Cette progression modérée reflète davantage une stabilisation du marché qu’une réelle dynamique de croissance. Dans un contexte de prudence budgétaire, les annonceurs semblent privilégier l’optimisation de leurs investissements plutôt qu’une augmentation significative des dépenses.
La télévision reste le média dominant durant cette période, concentrant 65,3 % des investissements, contre 67,7 % en 2025. Elle est suivie par l’affichage (13,6 %) et la radio (12,2 %), tandis que le digital, avec 6,7 %, affiche une légère progression.
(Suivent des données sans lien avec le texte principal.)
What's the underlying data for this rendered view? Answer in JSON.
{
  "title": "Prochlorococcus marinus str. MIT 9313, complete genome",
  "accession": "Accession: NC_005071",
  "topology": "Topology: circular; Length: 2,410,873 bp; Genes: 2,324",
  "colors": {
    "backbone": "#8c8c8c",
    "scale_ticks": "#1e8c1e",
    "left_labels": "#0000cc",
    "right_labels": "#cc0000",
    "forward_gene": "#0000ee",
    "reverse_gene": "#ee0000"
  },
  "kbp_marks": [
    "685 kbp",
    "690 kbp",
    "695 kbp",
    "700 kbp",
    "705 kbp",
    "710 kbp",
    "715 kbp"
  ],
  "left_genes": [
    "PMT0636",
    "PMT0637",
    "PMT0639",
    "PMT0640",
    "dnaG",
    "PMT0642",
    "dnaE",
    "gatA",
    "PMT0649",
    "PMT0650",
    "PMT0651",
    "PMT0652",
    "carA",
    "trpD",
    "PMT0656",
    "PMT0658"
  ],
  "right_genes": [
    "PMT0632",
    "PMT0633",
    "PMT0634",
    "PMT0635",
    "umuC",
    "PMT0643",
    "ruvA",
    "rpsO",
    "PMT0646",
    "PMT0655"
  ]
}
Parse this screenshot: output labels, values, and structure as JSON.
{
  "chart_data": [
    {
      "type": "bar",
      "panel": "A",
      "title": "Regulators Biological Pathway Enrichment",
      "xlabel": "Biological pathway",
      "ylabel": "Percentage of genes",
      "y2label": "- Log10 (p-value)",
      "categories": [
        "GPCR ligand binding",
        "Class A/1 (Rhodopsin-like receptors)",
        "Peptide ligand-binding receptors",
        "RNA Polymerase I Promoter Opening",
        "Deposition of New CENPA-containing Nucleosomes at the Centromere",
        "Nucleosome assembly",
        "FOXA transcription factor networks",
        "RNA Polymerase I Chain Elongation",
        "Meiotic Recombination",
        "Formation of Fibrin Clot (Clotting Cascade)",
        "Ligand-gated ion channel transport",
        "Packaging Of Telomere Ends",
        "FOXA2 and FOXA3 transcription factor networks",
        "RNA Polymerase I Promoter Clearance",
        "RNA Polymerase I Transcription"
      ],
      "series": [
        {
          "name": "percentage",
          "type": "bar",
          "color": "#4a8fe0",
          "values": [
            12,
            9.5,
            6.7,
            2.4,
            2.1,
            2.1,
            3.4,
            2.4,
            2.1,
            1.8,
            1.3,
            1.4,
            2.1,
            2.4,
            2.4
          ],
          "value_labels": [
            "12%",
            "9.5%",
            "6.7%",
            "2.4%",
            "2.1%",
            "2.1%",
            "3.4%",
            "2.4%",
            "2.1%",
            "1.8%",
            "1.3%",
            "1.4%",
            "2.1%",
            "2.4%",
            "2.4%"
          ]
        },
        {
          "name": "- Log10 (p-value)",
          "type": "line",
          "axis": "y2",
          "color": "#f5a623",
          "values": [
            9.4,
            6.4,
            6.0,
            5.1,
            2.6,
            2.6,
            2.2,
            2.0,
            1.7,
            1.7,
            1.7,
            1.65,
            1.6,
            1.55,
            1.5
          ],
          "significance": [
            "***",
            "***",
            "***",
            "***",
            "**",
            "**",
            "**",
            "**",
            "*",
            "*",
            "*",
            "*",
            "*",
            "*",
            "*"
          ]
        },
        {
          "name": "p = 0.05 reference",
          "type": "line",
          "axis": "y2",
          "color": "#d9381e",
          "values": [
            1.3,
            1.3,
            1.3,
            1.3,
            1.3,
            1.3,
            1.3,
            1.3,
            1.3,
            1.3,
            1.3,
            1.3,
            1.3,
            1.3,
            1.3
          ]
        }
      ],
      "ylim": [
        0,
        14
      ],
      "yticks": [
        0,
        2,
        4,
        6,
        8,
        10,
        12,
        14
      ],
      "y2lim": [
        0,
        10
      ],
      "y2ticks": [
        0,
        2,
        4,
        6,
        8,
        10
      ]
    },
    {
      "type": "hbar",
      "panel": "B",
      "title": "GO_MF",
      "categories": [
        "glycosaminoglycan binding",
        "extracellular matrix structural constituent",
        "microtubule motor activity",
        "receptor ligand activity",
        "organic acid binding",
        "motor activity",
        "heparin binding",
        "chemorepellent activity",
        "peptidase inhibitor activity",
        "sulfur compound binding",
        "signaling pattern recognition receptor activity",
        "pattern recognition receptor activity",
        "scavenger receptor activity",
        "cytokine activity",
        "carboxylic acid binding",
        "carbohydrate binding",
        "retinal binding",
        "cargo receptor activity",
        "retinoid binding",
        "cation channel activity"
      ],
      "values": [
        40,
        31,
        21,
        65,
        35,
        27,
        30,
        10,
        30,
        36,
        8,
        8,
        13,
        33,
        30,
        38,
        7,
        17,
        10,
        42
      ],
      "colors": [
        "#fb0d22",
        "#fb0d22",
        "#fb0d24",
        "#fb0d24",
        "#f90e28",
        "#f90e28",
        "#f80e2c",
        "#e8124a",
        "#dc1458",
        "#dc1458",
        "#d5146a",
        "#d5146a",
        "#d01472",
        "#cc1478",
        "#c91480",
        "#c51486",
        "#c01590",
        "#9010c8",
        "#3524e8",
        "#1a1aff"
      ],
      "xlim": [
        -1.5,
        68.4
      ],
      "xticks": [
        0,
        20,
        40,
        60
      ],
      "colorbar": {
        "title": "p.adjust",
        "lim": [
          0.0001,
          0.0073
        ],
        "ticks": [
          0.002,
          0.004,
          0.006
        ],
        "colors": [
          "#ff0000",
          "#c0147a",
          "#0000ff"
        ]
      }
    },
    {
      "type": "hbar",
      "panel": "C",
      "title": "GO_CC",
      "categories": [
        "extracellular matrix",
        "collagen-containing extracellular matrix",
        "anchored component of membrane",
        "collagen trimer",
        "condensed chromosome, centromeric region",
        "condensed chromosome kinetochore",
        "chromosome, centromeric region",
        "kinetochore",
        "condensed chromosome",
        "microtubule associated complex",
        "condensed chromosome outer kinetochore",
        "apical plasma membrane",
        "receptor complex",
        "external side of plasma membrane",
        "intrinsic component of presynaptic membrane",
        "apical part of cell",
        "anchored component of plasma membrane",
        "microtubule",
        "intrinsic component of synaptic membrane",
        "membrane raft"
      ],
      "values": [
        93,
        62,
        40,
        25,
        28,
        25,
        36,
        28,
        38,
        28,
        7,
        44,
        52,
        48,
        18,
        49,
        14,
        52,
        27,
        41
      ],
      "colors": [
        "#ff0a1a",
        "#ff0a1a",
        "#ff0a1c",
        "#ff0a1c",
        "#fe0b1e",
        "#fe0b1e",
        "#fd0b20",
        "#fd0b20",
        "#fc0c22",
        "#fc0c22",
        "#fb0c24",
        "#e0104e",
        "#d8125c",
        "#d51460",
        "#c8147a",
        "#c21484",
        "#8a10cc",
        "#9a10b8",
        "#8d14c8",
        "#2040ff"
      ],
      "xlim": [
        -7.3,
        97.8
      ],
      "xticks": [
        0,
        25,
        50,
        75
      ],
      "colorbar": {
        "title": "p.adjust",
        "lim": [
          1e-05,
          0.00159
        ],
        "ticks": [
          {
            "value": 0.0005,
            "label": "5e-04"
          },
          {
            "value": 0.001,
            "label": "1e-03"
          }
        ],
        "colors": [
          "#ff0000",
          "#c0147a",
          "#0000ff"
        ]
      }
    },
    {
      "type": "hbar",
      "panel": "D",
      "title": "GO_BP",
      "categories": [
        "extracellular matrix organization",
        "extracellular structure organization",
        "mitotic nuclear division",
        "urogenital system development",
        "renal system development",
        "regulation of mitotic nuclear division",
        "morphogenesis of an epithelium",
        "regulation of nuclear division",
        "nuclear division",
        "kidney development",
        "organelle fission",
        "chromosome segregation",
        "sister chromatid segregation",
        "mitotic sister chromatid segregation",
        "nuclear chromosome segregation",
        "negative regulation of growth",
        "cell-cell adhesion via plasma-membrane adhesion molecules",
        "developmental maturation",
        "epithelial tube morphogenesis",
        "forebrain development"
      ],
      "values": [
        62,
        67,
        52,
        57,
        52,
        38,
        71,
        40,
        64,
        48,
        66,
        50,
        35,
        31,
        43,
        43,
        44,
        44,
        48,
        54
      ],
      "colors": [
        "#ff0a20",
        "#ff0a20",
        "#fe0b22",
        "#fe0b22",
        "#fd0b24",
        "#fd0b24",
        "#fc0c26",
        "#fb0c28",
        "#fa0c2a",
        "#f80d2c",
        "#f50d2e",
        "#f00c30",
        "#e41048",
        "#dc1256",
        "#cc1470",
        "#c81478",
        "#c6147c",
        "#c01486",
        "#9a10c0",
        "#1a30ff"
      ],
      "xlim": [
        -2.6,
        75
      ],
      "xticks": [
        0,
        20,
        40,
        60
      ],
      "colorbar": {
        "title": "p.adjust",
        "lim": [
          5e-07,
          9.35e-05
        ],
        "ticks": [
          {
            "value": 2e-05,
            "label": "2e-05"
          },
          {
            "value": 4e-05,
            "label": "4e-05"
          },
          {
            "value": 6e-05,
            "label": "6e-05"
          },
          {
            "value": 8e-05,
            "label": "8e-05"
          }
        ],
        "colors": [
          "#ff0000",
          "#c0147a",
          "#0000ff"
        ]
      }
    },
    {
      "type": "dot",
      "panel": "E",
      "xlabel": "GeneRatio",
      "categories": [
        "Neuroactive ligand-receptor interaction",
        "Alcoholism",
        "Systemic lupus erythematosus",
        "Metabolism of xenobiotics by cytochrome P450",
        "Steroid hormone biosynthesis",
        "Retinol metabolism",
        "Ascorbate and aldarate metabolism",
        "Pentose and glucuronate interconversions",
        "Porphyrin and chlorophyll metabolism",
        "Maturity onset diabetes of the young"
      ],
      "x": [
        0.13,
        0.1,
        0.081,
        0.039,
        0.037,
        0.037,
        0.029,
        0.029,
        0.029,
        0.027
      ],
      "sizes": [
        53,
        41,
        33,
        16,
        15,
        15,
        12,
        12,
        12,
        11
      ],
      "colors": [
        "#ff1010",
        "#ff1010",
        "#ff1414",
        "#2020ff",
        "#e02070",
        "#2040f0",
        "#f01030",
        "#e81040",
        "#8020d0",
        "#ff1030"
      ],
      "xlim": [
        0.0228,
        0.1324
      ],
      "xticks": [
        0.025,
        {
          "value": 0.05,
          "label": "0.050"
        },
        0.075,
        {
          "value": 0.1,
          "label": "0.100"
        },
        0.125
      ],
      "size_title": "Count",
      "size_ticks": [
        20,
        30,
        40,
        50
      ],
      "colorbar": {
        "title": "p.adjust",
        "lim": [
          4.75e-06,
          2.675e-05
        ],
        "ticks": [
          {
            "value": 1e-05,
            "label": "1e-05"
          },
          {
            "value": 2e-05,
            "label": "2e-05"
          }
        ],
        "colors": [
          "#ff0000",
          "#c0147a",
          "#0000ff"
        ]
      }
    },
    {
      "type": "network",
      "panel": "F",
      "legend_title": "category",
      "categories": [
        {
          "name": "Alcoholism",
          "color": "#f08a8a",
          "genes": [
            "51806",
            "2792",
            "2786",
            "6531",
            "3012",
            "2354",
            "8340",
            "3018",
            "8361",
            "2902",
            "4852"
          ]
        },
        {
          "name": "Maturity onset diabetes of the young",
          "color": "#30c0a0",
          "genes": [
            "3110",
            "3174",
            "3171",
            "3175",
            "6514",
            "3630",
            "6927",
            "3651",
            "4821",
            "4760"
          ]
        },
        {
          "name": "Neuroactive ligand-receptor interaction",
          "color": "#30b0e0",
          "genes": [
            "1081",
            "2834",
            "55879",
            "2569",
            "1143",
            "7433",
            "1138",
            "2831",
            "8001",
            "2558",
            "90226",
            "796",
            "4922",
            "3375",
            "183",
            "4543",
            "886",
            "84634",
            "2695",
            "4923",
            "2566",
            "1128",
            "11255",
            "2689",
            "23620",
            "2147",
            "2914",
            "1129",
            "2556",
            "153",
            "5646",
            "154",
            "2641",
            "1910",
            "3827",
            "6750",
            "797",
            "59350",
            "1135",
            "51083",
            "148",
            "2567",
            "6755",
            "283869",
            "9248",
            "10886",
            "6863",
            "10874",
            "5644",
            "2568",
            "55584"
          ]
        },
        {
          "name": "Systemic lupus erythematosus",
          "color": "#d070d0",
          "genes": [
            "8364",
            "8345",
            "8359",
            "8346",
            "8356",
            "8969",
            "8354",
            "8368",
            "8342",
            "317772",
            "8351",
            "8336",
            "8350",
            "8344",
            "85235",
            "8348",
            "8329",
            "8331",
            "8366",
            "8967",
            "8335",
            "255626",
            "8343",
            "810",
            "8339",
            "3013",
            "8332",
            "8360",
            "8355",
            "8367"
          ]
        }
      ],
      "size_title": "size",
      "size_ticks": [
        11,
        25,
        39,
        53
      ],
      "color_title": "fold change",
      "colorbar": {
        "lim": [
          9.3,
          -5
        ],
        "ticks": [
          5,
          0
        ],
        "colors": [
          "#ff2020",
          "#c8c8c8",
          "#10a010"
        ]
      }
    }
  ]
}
À l’inverse, la presse poursuit son recul et ne représente plus que 1,9 % des investissements.
L’analyse du nombre d’annonceurs révèle également une concentration plus forte des investissements. Leur nombre a diminué en télévision (de 91 à 83), en presse (de 295 à 175) et en affichage (de 510 à 487), tandis qu’il a légèrement progressé en radio (de 125 à 135).
Sur le plan sectoriel, l’alimentation domine toujours avec 39,3 % des investissements, suivie des télécommunications (21,1 %). Les assurances, l’automobile et transport ainsi que le secteur de l’entretien enregistrent de fortes progressions, alors que la banque, la distribution et l’hygiène-beauté affichent des baisses marquées, illustrant une recomposition du paysage publicitaire.